Dear friend,
I want to share a bit more about Quantum's The Cabinet of Dr. Caligari with you.
Back in 1920 when film as an art form was just beginning, a film was made that’s still important to many today: The Cabinet of Dr. Caligari. It’s a full-blown representation of German Expressionism, and it came out of the Weimar Republic in Germany – that democratic experiment when social and artistic movements flourished to a degree that a backlash was sure to come and did – Nazi Germany.
Quantum’s collaborator Jay Ball is knowledgeable of and fascinated by the Weimar Republic and sees parallels to American democracy in the present, in the pendulum swing that shows us liberal movements followed by conservative movements. In his adaptation of The Cabinet of Dr. Caligari there’s room for viewers to further the internal dialog they’re likely having with polarization, and to explore some other ideas about political systems.
Jay has added a ‘framing device’ – a theatre company is putting on a play they wrote based on The Cabinet of Dr Caligari. Not just ANY theatre company but a really influential (and great!) one that rose in Berlin in the 20th century, the Berliner Ensemble, the company of Bertolt Brecht. Brecht believed idealistically in communist principles, in workers as rightful heirs and custodians of 20th century prosperity, and he infused his message with understanding of the human spirit as deeply practical: Mother Courage would sell ANYTHING, including her soul, to feed her children.
Helene Weigel is the woman who stood by Bertolt Brecht at the end of his life (there were other women earlier) and in Quantum’s show, she’s still alive, carrying on as leader of this ensemble for one more show. An aside: Brecht was a bastard who stole writing from the women in his life and passed it off as his own! And yet he gave the world great theatre that influenced us all: Jay Ball, Jed Allen Harris, me, and every member of this cast, a generation younger.

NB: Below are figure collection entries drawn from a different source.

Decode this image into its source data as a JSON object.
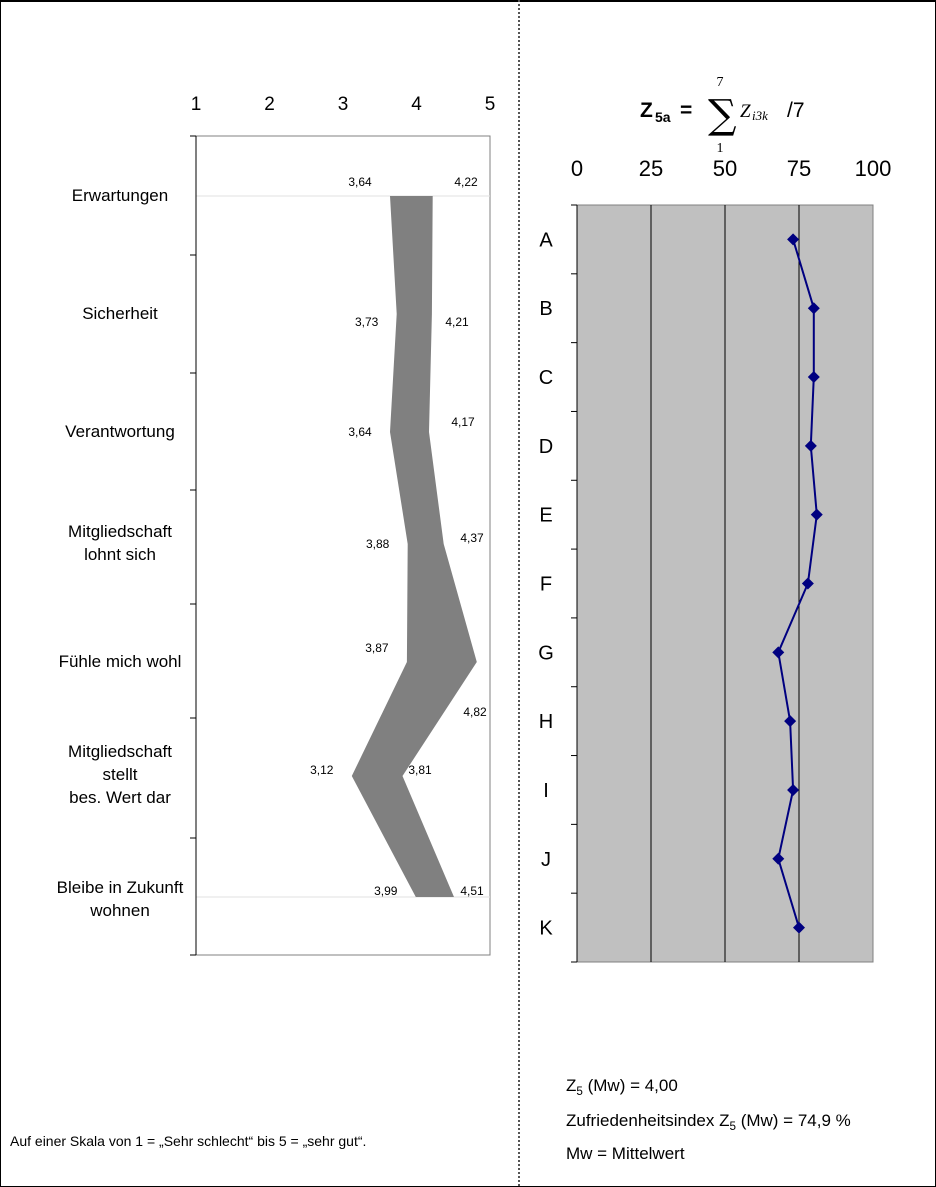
{
  "left_chart": {
    "type": "area",
    "x_ticks": [
      "1",
      "2",
      "3",
      "4",
      "5"
    ],
    "xlim": [
      1,
      5
    ],
    "categories": [
      [
        "Erwartungen"
      ],
      [
        "Sicherheit"
      ],
      [
        "Verantwortung"
      ],
      [
        "Mitgliedschaft",
        "lohnt sich"
      ],
      [
        "Fühle mich wohl"
      ],
      [
        "Mitgliedschaft",
        "stellt",
        "bes. Wert dar"
      ],
      [
        "Bleibe in Zukunft",
        "wohnen"
      ]
    ],
    "lower": [
      3.64,
      3.73,
      3.64,
      3.88,
      3.87,
      3.12,
      3.99
    ],
    "upper": [
      4.22,
      4.21,
      4.17,
      4.37,
      4.82,
      3.81,
      4.51
    ],
    "lower_labels": [
      "3,64",
      "3,73",
      "3,64",
      "3,88",
      "3,87",
      "3,12",
      "3,99"
    ],
    "upper_labels": [
      "4,22",
      "4,21",
      "4,17",
      "4,37",
      "4,82",
      "3,81",
      "4,51"
    ],
    "fill_color": "#808080"
  },
  "right_chart": {
    "type": "line",
    "formula": {
      "lhs": "Z",
      "lhs_sub": "5a",
      "eq": " =",
      "sum_top": "7",
      "sum_bottom": "1",
      "sigma": "∑",
      "term": "Z",
      "term_sub": "i3k",
      "divisor": "/7"
    },
    "x_ticks": [
      "0",
      "25",
      "50",
      "75",
      "100"
    ],
    "xlim": [
      0,
      100
    ],
    "categories": [
      "A",
      "B",
      "C",
      "D",
      "E",
      "F",
      "G",
      "H",
      "I",
      "J",
      "K"
    ],
    "values": [
      73,
      80,
      80,
      79,
      81,
      78,
      68,
      72,
      73,
      68,
      75
    ],
    "plot_bg": "#c0c0c0",
    "series_color": "#000080"
  },
  "notes": {
    "mean_prefix": "Z",
    "mean_sub": "5",
    "mean_suffix": " (Mw) = 4,00",
    "index_prefix": "Zufriedenheitsindex Z",
    "index_sub": "5",
    "index_suffix": " (Mw) = 74,9 %",
    "legend_mw": "Mw = Mittelwert"
  },
  "footnote": "Auf einer Skala von 1 = „Sehr schlecht“ bis 5 = „sehr gut“."
}
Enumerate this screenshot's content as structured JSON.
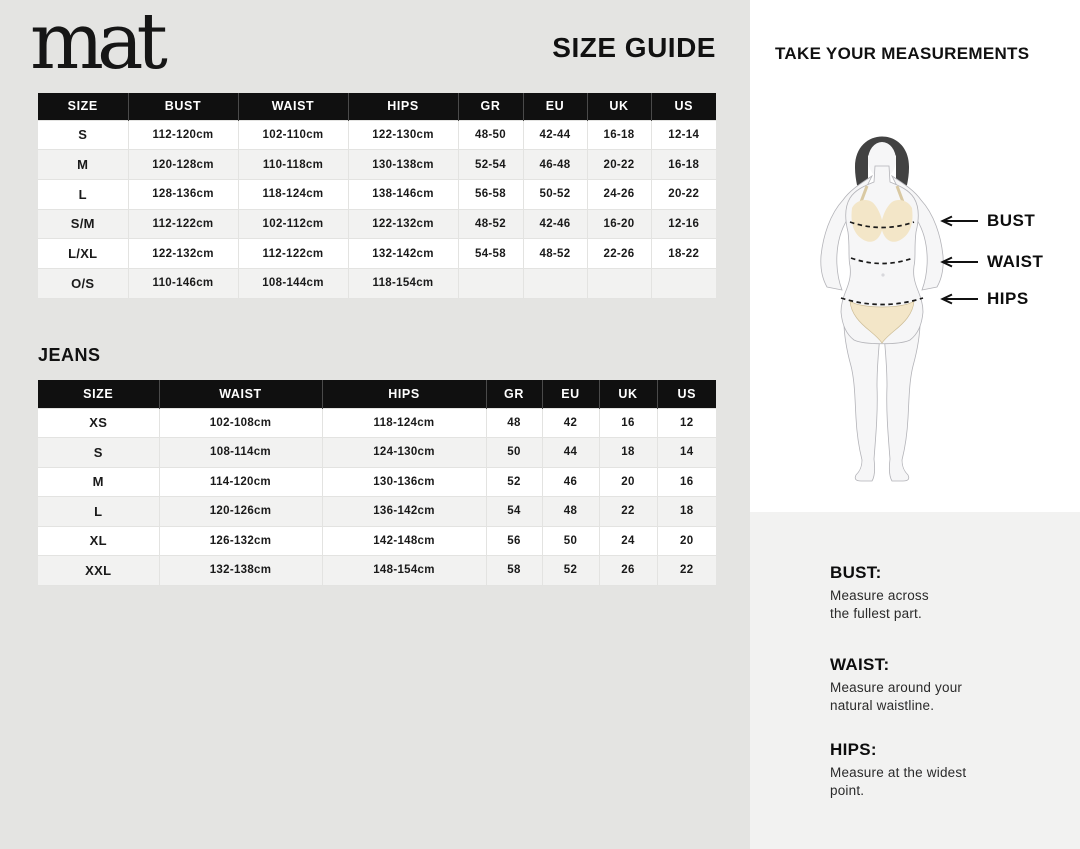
{
  "brand": {
    "logo_text": "mat"
  },
  "page": {
    "title": "SIZE GUIDE"
  },
  "main_table": {
    "headers": [
      "SIZE",
      "BUST",
      "WAIST",
      "HIPS",
      "GR",
      "EU",
      "UK",
      "US"
    ],
    "rows": [
      [
        "S",
        "112-120cm",
        "102-110cm",
        "122-130cm",
        "48-50",
        "42-44",
        "16-18",
        "12-14"
      ],
      [
        "M",
        "120-128cm",
        "110-118cm",
        "130-138cm",
        "52-54",
        "46-48",
        "20-22",
        "16-18"
      ],
      [
        "L",
        "128-136cm",
        "118-124cm",
        "138-146cm",
        "56-58",
        "50-52",
        "24-26",
        "20-22"
      ],
      [
        "S/M",
        "112-122cm",
        "102-112cm",
        "122-132cm",
        "48-52",
        "42-46",
        "16-20",
        "12-16"
      ],
      [
        "L/XL",
        "122-132cm",
        "112-122cm",
        "132-142cm",
        "54-58",
        "48-52",
        "22-26",
        "18-22"
      ],
      [
        "O/S",
        "110-146cm",
        "108-144cm",
        "118-154cm",
        "",
        "",
        "",
        ""
      ]
    ]
  },
  "jeans_section": {
    "heading": "JEANS",
    "table": {
      "headers": [
        "SIZE",
        "WAIST",
        "HIPS",
        "GR",
        "EU",
        "UK",
        "US"
      ],
      "rows": [
        [
          "XS",
          "102-108cm",
          "118-124cm",
          "48",
          "42",
          "16",
          "12"
        ],
        [
          "S",
          "108-114cm",
          "124-130cm",
          "50",
          "44",
          "18",
          "14"
        ],
        [
          "M",
          "114-120cm",
          "130-136cm",
          "52",
          "46",
          "20",
          "16"
        ],
        [
          "L",
          "120-126cm",
          "136-142cm",
          "54",
          "48",
          "22",
          "18"
        ],
        [
          "XL",
          "126-132cm",
          "142-148cm",
          "56",
          "50",
          "24",
          "20"
        ],
        [
          "XXL",
          "132-138cm",
          "148-154cm",
          "58",
          "52",
          "26",
          "22"
        ]
      ]
    }
  },
  "measurements_panel": {
    "title": "TAKE YOUR MEASUREMENTS",
    "figure_labels": {
      "bust": "BUST",
      "waist": "WAIST",
      "hips": "HIPS"
    },
    "tips": [
      {
        "label": "BUST:",
        "text": "Measure across\nthe fullest part."
      },
      {
        "label": "WAIST:",
        "text": "Measure around your\nnatural waistline."
      },
      {
        "label": "HIPS:",
        "text": "Measure at the widest\npoint."
      }
    ]
  },
  "icons": {
    "measure_arrow": "left-arrow"
  },
  "colors": {
    "left_panel_bg": "#e4e4e2",
    "right_top_bg": "#ffffff",
    "right_bottom_bg": "#f2f2f1",
    "table_header_bg": "#101010",
    "table_header_text": "#ffffff",
    "table_row_alt": "#f2f2f1",
    "figure_hair": "#424242",
    "figure_skin": "#f6f6f7",
    "figure_underwear": "#f3e6c8",
    "text_primary": "#111111"
  }
}
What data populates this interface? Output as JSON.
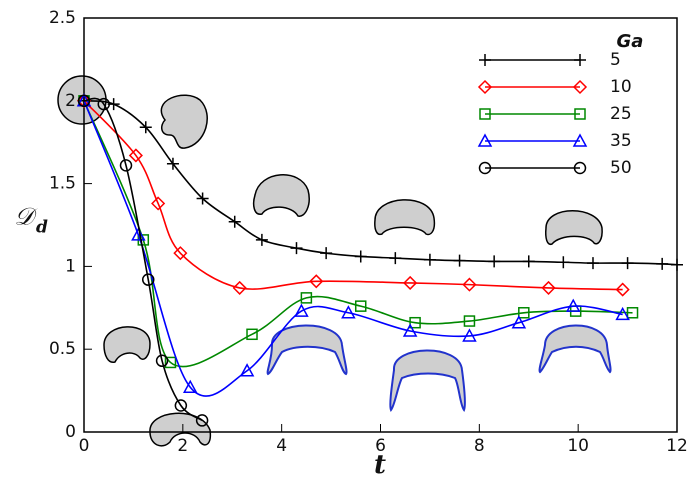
{
  "chart_data": {
    "type": "line",
    "x_label": "t",
    "y_label": "𝒟",
    "y_label_sub": "d",
    "legend_title": "Ga",
    "xlim": [
      0,
      12
    ],
    "xticks": [
      0,
      2,
      4,
      6,
      8,
      10,
      12
    ],
    "ylim": [
      0,
      2.5
    ],
    "yticks": [
      0,
      0.5,
      1,
      1.5,
      2,
      2.5
    ],
    "legend": "upper right",
    "series": [
      {
        "name": "5",
        "color": "#000000",
        "marker": "plus",
        "x": [
          0,
          0.6,
          1.25,
          1.8,
          2.4,
          3.05,
          3.6,
          4.3,
          4.9,
          5.6,
          6.3,
          7.0,
          7.6,
          8.3,
          9.0,
          9.7,
          10.3,
          11.0,
          11.7,
          12
        ],
        "values": [
          2.0,
          1.98,
          1.84,
          1.62,
          1.41,
          1.27,
          1.16,
          1.11,
          1.08,
          1.06,
          1.05,
          1.04,
          1.035,
          1.03,
          1.03,
          1.025,
          1.02,
          1.02,
          1.015,
          1.01
        ]
      },
      {
        "name": "10",
        "color": "#ff0000",
        "marker": "diamond",
        "x": [
          0,
          1.05,
          1.5,
          1.95,
          3.15,
          4.7,
          6.6,
          7.8,
          9.4,
          10.9
        ],
        "values": [
          2.0,
          1.67,
          1.38,
          1.08,
          0.87,
          0.91,
          0.9,
          0.89,
          0.87,
          0.86
        ]
      },
      {
        "name": "25",
        "color": "#008800",
        "marker": "square",
        "x": [
          0,
          1.2,
          1.75,
          3.4,
          4.5,
          5.6,
          6.7,
          7.8,
          8.9,
          9.95,
          11.1
        ],
        "values": [
          2.0,
          1.16,
          0.42,
          0.59,
          0.81,
          0.76,
          0.66,
          0.67,
          0.72,
          0.73,
          0.72
        ]
      },
      {
        "name": "35",
        "color": "#0000ff",
        "marker": "triangle",
        "x": [
          0,
          1.1,
          2.15,
          3.3,
          4.4,
          5.35,
          6.6,
          7.8,
          8.8,
          9.9,
          10.9
        ],
        "values": [
          2.0,
          1.19,
          0.27,
          0.37,
          0.73,
          0.72,
          0.61,
          0.58,
          0.66,
          0.76,
          0.71
        ]
      },
      {
        "name": "50",
        "color": "#000000",
        "marker": "circle",
        "x": [
          0,
          0.4,
          0.85,
          1.3,
          1.58,
          1.96,
          2.39
        ],
        "values": [
          2.0,
          1.98,
          1.61,
          0.92,
          0.43,
          0.16,
          0.07
        ]
      }
    ]
  }
}
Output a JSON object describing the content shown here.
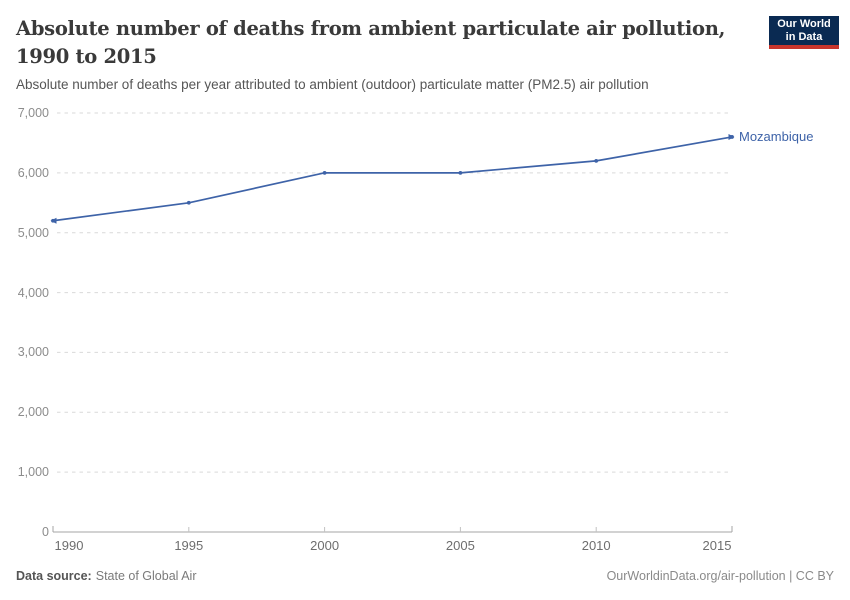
{
  "header": {
    "title_lines": [
      "Absolute number of deaths from ambient particulate air pollution,",
      "1990 to 2015"
    ],
    "subtitle": "Absolute number of deaths per year attributed to ambient (outdoor) particulate matter (PM2.5) air pollution"
  },
  "logo": {
    "line1": "Our World",
    "line2": "in Data",
    "bg_color": "#0a2a52",
    "bar_color": "#c8352c",
    "text_color": "#ffffff"
  },
  "chart_data": {
    "type": "line",
    "title": "Absolute number of deaths from ambient particulate air pollution, 1990 to 2015",
    "subtitle": "Absolute number of deaths per year attributed to ambient (outdoor) particulate matter (PM2.5) air pollution",
    "x": [
      1990,
      1995,
      2000,
      2005,
      2010,
      2015
    ],
    "series": [
      {
        "name": "Mozambique",
        "color": "#3e63a8",
        "values": [
          5200,
          5500,
          6000,
          6000,
          6200,
          6600
        ]
      }
    ],
    "xlim": [
      1990,
      2015
    ],
    "ylim": [
      0,
      7000
    ],
    "x_ticks": [
      1990,
      1995,
      2000,
      2005,
      2010,
      2015
    ],
    "y_ticks": [
      0,
      1000,
      2000,
      3000,
      4000,
      5000,
      6000,
      7000
    ],
    "grid": "horizontal-dashed",
    "legend": "end-of-line-label",
    "xlabel": "",
    "ylabel": ""
  },
  "colors": {
    "grid": "#d9d9d9",
    "axis": "#a5a5a5",
    "tick_stub": "#c2c2c2",
    "y_tick_label": "#8c8c8c",
    "x_tick_label": "#6e6e6e",
    "title": "#3a3a3a",
    "subtitle": "#565656",
    "series_blue": "#3e63a8"
  },
  "footer": {
    "source_label": "Data source:",
    "source_value": "State of Global Air",
    "credit": "OurWorldinData.org/air-pollution | CC BY"
  }
}
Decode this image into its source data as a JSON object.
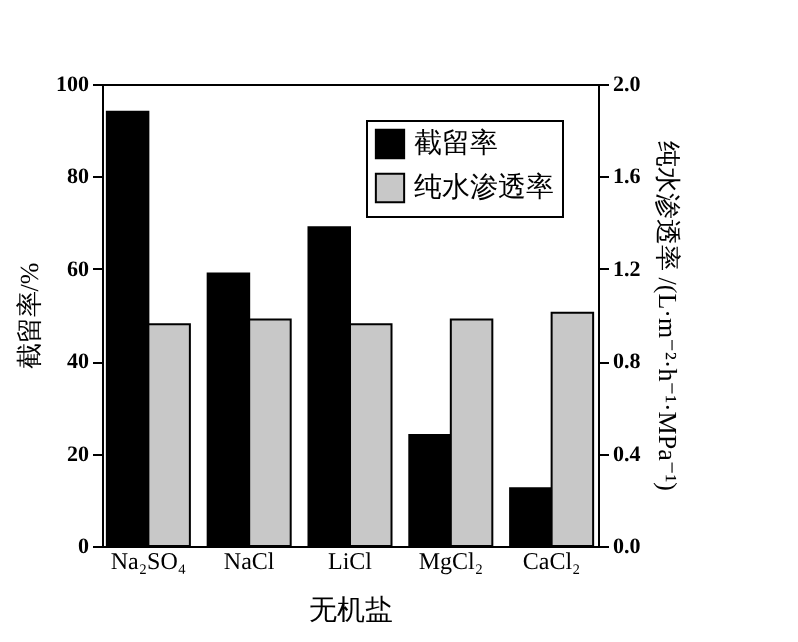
{
  "chart_data": {
    "type": "bar",
    "xlabel": "无机盐",
    "ylabel": "截留率/%",
    "y2label": "纯水渗透率 /(L·m⁻²·h⁻¹·MPa⁻¹)",
    "categories": [
      "Na₂SO₄",
      "NaCl",
      "LiCl",
      "MgCl₂",
      "CaCl₂"
    ],
    "series": [
      {
        "name": "截留率",
        "color": "#000000",
        "values": [
          94,
          59,
          69,
          24,
          12.5
        ]
      },
      {
        "name": "纯水渗透率",
        "color": "#c8c8c8",
        "axis": "y2",
        "values": [
          0.96,
          0.98,
          0.96,
          0.98,
          1.01
        ]
      }
    ],
    "ylim": [
      0,
      100
    ],
    "yticks": [
      0,
      20,
      40,
      60,
      80,
      100
    ],
    "y2lim": [
      0,
      2.0
    ],
    "y2ticks": [
      {
        "value": 0,
        "label": "0.0"
      },
      {
        "value": 0.4,
        "label": "0.4"
      },
      {
        "value": 0.8,
        "label": "0.8"
      },
      {
        "value": 1.2,
        "label": "1.2"
      },
      {
        "value": 1.6,
        "label": "1.6"
      },
      {
        "value": 2,
        "label": "2.0"
      }
    ],
    "grid": false,
    "legend": "top right"
  }
}
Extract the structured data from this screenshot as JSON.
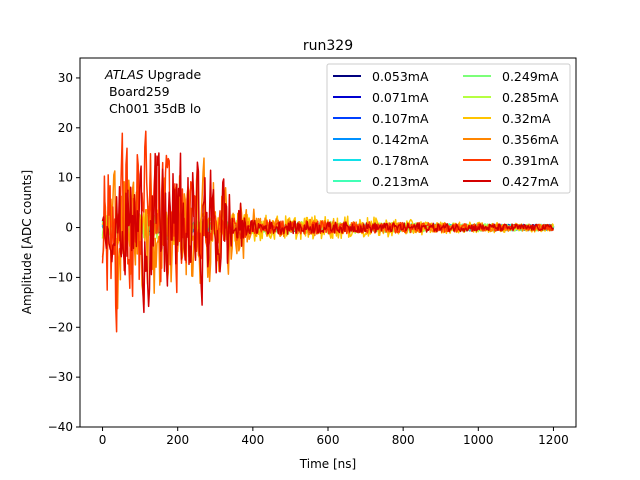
{
  "chart_data": {
    "type": "line",
    "title": "run329",
    "xlabel": "Time [ns]",
    "ylabel": "Amplitude [ADC counts]",
    "xlim": [
      -60,
      1260
    ],
    "ylim": [
      -40,
      34
    ],
    "xticks": [
      0,
      200,
      400,
      600,
      800,
      1000,
      1200
    ],
    "yticks": [
      -40,
      -30,
      -20,
      -10,
      0,
      10,
      20,
      30
    ],
    "grid": false,
    "legend_position": "top-right",
    "legend_columns": 2,
    "annotations": [
      {
        "italic": "ATLAS",
        "text": " Upgrade"
      },
      {
        "italic": "",
        "text": "Board259"
      },
      {
        "italic": "",
        "text": "Ch001 35dB lo"
      }
    ],
    "series": [
      {
        "name": "0.053mA",
        "color": "#00007f",
        "noise_env": [
          [
            0,
            1.2
          ],
          [
            400,
            0.8
          ],
          [
            1200,
            0.6
          ]
        ]
      },
      {
        "name": "0.071mA",
        "color": "#0000d0",
        "noise_env": [
          [
            0,
            1.2
          ],
          [
            400,
            0.8
          ],
          [
            1200,
            0.6
          ]
        ]
      },
      {
        "name": "0.107mA",
        "color": "#0040ff",
        "noise_env": [
          [
            0,
            1.2
          ],
          [
            400,
            0.8
          ],
          [
            1200,
            0.6
          ]
        ]
      },
      {
        "name": "0.142mA",
        "color": "#0090ff",
        "noise_env": [
          [
            0,
            1.2
          ],
          [
            400,
            0.8
          ],
          [
            1200,
            0.6
          ]
        ]
      },
      {
        "name": "0.178mA",
        "color": "#12e0e8",
        "noise_env": [
          [
            0,
            1.5
          ],
          [
            400,
            1.0
          ],
          [
            1200,
            0.6
          ]
        ]
      },
      {
        "name": "0.213mA",
        "color": "#41ffb6",
        "noise_env": [
          [
            0,
            1.5
          ],
          [
            400,
            1.0
          ],
          [
            1200,
            0.6
          ]
        ]
      },
      {
        "name": "0.249mA",
        "color": "#7cff79",
        "noise_env": [
          [
            0,
            2
          ],
          [
            400,
            1.2
          ],
          [
            1200,
            0.6
          ]
        ]
      },
      {
        "name": "0.285mA",
        "color": "#b6ff41",
        "noise_env": [
          [
            0,
            3
          ],
          [
            400,
            1.5
          ],
          [
            1200,
            0.6
          ]
        ]
      },
      {
        "name": "0.32mA",
        "color": "#ffc400",
        "noise_env": [
          [
            0,
            4
          ],
          [
            350,
            3
          ],
          [
            450,
            2.5
          ],
          [
            700,
            2.2
          ],
          [
            900,
            1.2
          ],
          [
            1200,
            0.8
          ]
        ]
      },
      {
        "name": "0.356mA",
        "color": "#ff8600",
        "noise_env": [
          [
            0,
            18
          ],
          [
            150,
            20
          ],
          [
            260,
            18
          ],
          [
            330,
            14
          ],
          [
            370,
            10
          ],
          [
            420,
            2
          ],
          [
            700,
            1.2
          ],
          [
            1200,
            0.6
          ]
        ]
      },
      {
        "name": "0.391mA",
        "color": "#ff3800",
        "noise_env": [
          [
            0,
            22
          ],
          [
            30,
            26
          ],
          [
            100,
            26
          ],
          [
            170,
            20
          ],
          [
            250,
            12
          ],
          [
            300,
            4
          ],
          [
            400,
            1.5
          ],
          [
            1200,
            0.6
          ]
        ]
      },
      {
        "name": "0.427mA",
        "color": "#d40000",
        "noise_env": [
          [
            0,
            3
          ],
          [
            60,
            16
          ],
          [
            150,
            22
          ],
          [
            250,
            18
          ],
          [
            330,
            16
          ],
          [
            380,
            1.5
          ],
          [
            700,
            1
          ],
          [
            1200,
            0.6
          ]
        ]
      }
    ]
  }
}
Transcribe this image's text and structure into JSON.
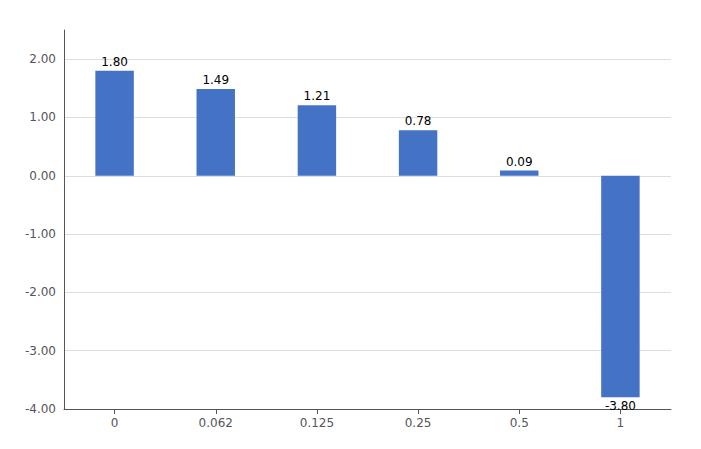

So, the Berliner Ensemble, led by Helene Weigel, invokes the spirit of Brecht to offer The Cabinet of Dr. Caligari, and to warn against rising fascism, and how a democracy might want to be wary of a lurking backlash to free thinking and progressive social movements. Weigel, in her idealistic focus on Communism, doesn’t look too hard at Capitalism. But Quantum’s production does. A series of ads, newsreels, diversions made on screen by projection designer Joe Seamans pokes fun at blithe capitalism run amok, where cigarette companies spawn billionaires on the backs (lungs?) of the citizenry and British flappers dance themselves into forgetfulness of the war that killed their husbands and brothers. Joe’s work on screen isn’t all fun. He also shows the horror of war. And Quantum’s The Cabinet of Dr. Caligari can rightly be thought to fall in the genre of horror.